This topic describes how to use an Alibaba Cloud account to log on to the E-MapReduce (EMR) console and create a cluster on the EMR on ACK page.
Prerequisites
The AliyunOSSFullAccess and AliyunDLFFullAccess policies are attached to a RAM role. For more information, see Attach policies to a RAM role.
A Container Service for Kubernetes (ACK) cluster is created. For more information, see Create an ACK dedicated cluster or Create an ACK managed cluster.
A node pool is created. For more information, see Create a node pool.
Object Storage Service (OSS) is activated. For more information, see Activate OSS.
Procedure
Log on to the EMR console.
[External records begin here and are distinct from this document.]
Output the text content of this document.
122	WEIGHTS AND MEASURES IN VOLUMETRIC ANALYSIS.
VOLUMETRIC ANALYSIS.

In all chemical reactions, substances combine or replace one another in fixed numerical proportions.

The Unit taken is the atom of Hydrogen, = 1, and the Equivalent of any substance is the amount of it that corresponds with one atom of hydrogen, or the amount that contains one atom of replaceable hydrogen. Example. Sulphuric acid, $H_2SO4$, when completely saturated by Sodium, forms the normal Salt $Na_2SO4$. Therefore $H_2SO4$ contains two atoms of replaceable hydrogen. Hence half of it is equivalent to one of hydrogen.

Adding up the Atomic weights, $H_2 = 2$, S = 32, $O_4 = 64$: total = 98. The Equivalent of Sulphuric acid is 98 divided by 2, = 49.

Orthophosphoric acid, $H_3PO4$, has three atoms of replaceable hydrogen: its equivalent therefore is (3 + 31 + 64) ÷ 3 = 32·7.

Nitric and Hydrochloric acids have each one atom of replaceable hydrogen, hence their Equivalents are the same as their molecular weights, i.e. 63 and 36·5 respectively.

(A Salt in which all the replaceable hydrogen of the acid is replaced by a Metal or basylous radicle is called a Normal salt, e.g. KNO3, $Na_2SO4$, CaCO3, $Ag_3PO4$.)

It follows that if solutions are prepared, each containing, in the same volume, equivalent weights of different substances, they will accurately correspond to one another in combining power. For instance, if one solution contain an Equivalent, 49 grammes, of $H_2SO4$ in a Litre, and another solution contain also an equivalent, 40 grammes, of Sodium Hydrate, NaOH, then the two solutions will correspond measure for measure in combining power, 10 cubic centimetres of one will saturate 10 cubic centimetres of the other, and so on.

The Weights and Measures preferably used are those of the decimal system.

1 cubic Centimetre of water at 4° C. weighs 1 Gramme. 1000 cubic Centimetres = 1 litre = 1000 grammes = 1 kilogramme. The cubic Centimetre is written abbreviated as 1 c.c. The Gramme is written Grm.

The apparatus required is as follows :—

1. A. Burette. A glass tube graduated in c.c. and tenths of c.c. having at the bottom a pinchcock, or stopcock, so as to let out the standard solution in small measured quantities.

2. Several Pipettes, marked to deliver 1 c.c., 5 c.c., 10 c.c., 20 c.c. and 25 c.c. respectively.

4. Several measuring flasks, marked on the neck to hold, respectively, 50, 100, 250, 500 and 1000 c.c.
In the left-side navigation pane, click EMR on ACK.
On the EMR on ACK page, click Create Cluster.
On the E-MapReduce on ACK page, configure the parameters. The following table describes the parameters.
Parameter
Description
Region
The region in which you want to create a cluster. You cannot change the region after the cluster is created.
Cluster Type
The type of the cluster. Valid values:
Shuffle Service: an extension provided by EMR to optimize the shuffle operations of compute engines. The remote shuffle service provided by Shuffle Service allows Spark jobs to run on nodes that do not have local disks and supports dynamic resources. The service is suitable for Spark clusters in the ACK environment. For more information, see Celeborn.
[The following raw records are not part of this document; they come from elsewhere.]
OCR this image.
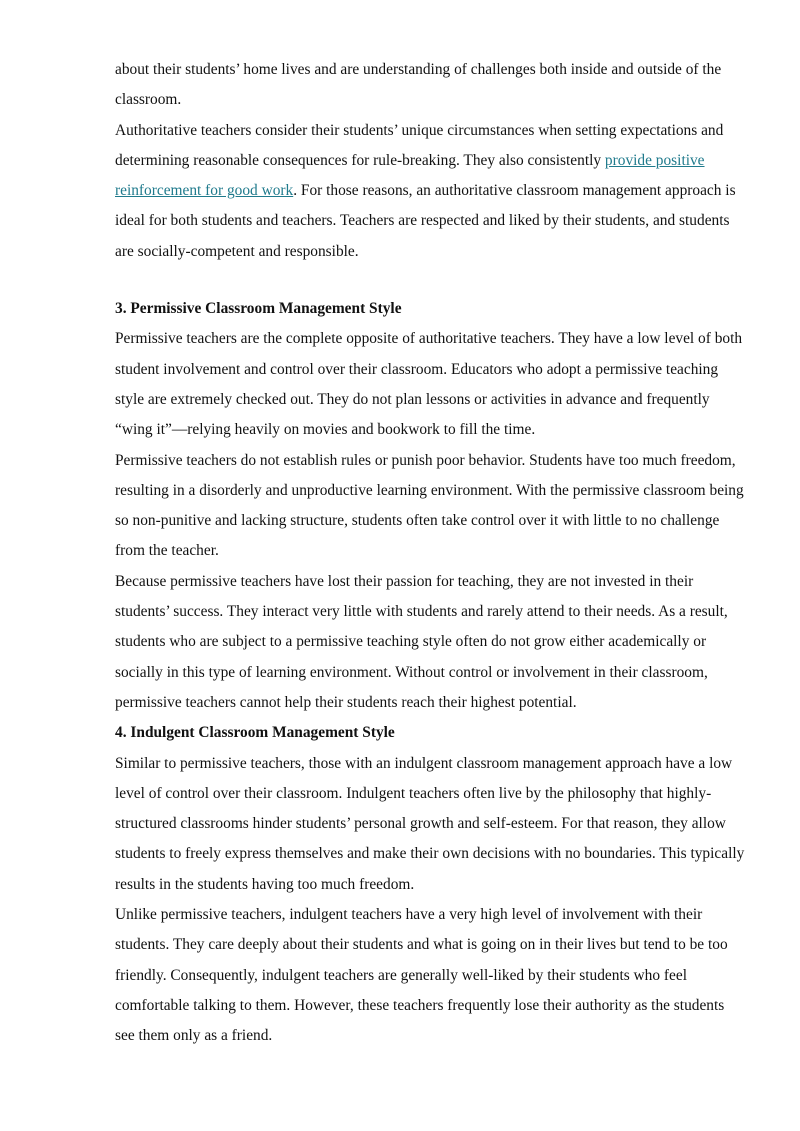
about their students’ home lives and are understanding of challenges both inside and outside of the classroom.

Authoritative teachers consider their students’ unique circumstances when setting expectations and determining reasonable consequences for rule-breaking. They also consistently provide positive reinforcement for good work. For those reasons, an authoritative classroom management approach is ideal for both students and teachers. Teachers are respected and liked by their students, and students are socially-competent and responsible.

3. Permissive Classroom Management Style

Permissive teachers are the complete opposite of authoritative teachers. They have a low level of both student involvement and control over their classroom. Educators who adopt a permissive teaching style are extremely checked out. They do not plan lessons or activities in advance and frequently “wing it”—relying heavily on movies and bookwork to fill the time.

Permissive teachers do not establish rules or punish poor behavior. Students have too much freedom, resulting in a disorderly and unproductive learning environment. With the permissive classroom being so non-punitive and lacking structure, students often take control over it with little to no challenge from the teacher.

Because permissive teachers have lost their passion for teaching, they are not invested in their students’ success. They interact very little with students and rarely attend to their needs. As a result, students who are subject to a permissive teaching style often do not grow either academically or socially in this type of learning environment. Without control or involvement in their classroom, permissive teachers cannot help their students reach their highest potential.

4. Indulgent Classroom Management Style

Similar to permissive teachers, those with an indulgent classroom management approach have a low level of control over their classroom. Indulgent teachers often live by the philosophy that highly-structured classrooms hinder students’ personal growth and self-esteem. For that reason, they allow students to freely express themselves and make their own decisions with no boundaries. This typically results in the students having too much freedom.

Unlike permissive teachers, indulgent teachers have a very high level of involvement with their students. They care deeply about their students and what is going on in their lives but tend to be too friendly. Consequently, indulgent teachers are generally well-liked by their students who feel comfortable talking to them. However, these teachers frequently lose their authority as the students see them only as a friend.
ImportantWhen you create a Shuffle Service cluster, nodes in the dedicated node pool or nodes of the associated ACK cluster must belong to the big data instance families or instance families with local SSDs. Otherwise, the remote shuffle service fails to be deployed.
NoteIn EMR for ACK scenarios, the system provides a built-in automatic cleanup task named rss-pvc-clean for Shuffle Service clusters. The task is used to clean up PVC resources that are no longer used in a regular manner or under specific conditions. This optimizes the management of storage resources and prevents storage space from being occupied by invalid or redundant persistent data.
Presto: an in-memory distributed SQL engine that is used for interactive queries.
Presto clusters support various data sources and are suitable for complex analysis of petabytes of data and cross-data source queries.
Spark: a common distributed big data processing engine that provides various capabilities, such as extract, transform, and load (ETL), batch processing, and data modeling.
ImportantIf you want to associate a Spark cluster with a Shuffle Service cluster, the EMR versions of the clusters must be the same. For example, a Spark cluster whose EMR version is EMR-5.x-ack can be associated with only a Shuffle Service cluster whose EMR version is EMR-5.x-ack.
Flink: a distributed compute engine for stateful computing on bounded or unbounded data streams. Flink on ACK is developed based on EMR on ACK and Flink Kubernetes Operator 1.0.1. By default, Flink on ACK uses the kernel of Flink Enterprise Edition, which ensures that users can use Flink on ACK without additional configurations.
Product Version
The version of EMR. By default, the latest version is selected.
Component Version
Displays the type and version of the component that is deployed in the cluster of the specified type.
ACK Cluster
Select an existing ACK cluster or create an ACK cluster in the ACK console.
You can click Configure Dedicated Nodes to configure an EMR-dedicated node. You can configure an EMR-dedicated node or node pool by adding taints and labels to the node or node pool. This way, the node or node pool can be used only for EMR.
NoteWe recommend that you configure dedicated nodes in a node pool. If no node pool is available, create a node pool. For more information, see Create a node pool.
OSS Bucket
Select an existing bucket or create a bucket in the Object Storage Service (OSS) console.
Cluster Name
The name of the cluster. The name must be 1 to 64 characters in length and can contain only letters, digits, hyphens (-), and underscores (_).
Click Create.
If the status of the cluster changes to Running, the cluster is created.